Precious Grace Castillo ’23 found Stewart’s lab in 2022 as an undergraduate transfer student in search of meaningful research experience to prepare her for a future in biomedical science. Castillo, who is now pursuing a PhD at TCU, worked on mutations of BRCA1 that were identified in women with a family history of breast cancer.
She said Stewart singlehandedly transformed her into a research scientist.
“What has surprised me most is how many of the experiments will fail,” Castillo said. “Dr. Stewart helped me become more patient with the process.”
“I’m always very motivated by the idea that there’s always more to discover if we can figure out the best questions to ask,” Stewart said. “While I can’t achieve this alone or maybe even in my lifetime, the folks I train will keep helping unfold the many mysteries that remain.”

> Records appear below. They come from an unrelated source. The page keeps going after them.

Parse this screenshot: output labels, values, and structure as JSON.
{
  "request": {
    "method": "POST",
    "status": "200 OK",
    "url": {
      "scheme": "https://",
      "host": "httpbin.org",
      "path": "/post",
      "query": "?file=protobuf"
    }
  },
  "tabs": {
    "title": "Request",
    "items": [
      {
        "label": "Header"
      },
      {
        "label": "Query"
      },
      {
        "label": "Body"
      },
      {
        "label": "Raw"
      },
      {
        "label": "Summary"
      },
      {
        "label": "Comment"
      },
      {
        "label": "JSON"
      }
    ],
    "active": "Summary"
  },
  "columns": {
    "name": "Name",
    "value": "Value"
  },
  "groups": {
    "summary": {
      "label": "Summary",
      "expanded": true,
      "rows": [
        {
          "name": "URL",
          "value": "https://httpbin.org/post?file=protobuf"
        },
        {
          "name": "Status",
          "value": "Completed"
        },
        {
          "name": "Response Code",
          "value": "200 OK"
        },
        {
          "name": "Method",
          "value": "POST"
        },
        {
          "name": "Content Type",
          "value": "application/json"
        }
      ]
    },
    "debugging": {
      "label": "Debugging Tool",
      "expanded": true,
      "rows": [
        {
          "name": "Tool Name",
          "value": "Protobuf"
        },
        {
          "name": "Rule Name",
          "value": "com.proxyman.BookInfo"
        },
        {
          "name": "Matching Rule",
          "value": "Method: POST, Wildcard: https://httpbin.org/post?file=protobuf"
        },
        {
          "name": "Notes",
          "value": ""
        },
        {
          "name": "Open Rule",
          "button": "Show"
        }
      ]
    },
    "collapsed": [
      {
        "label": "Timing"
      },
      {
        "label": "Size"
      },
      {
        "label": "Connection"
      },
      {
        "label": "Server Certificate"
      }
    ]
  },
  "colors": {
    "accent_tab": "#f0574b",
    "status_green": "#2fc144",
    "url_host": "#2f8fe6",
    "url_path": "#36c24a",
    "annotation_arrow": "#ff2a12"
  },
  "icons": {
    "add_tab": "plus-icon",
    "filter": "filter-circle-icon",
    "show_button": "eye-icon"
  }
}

Stewart’s passion for teaching in addition to her abiding interest in research has long impressed Klevit.
“Training undergraduates is a huge investment of time,” Klevit said, “but Mikaela has been incredibly committed to doing that.” Stewart, meanwhile, said she hopes to continue to unlock more mysteries involving breast cancer.
“We definitely want to understand these systems better so we can better predict the risk for women and their families and maybe even come up with some helpful drugs to use as chemotherapies,” she said.
“But the one thing I’ve learned from being a scientist for two decades,” she said, “is that you often find answers that lead to even more interesting questions. … And there is so much we still have to learn.”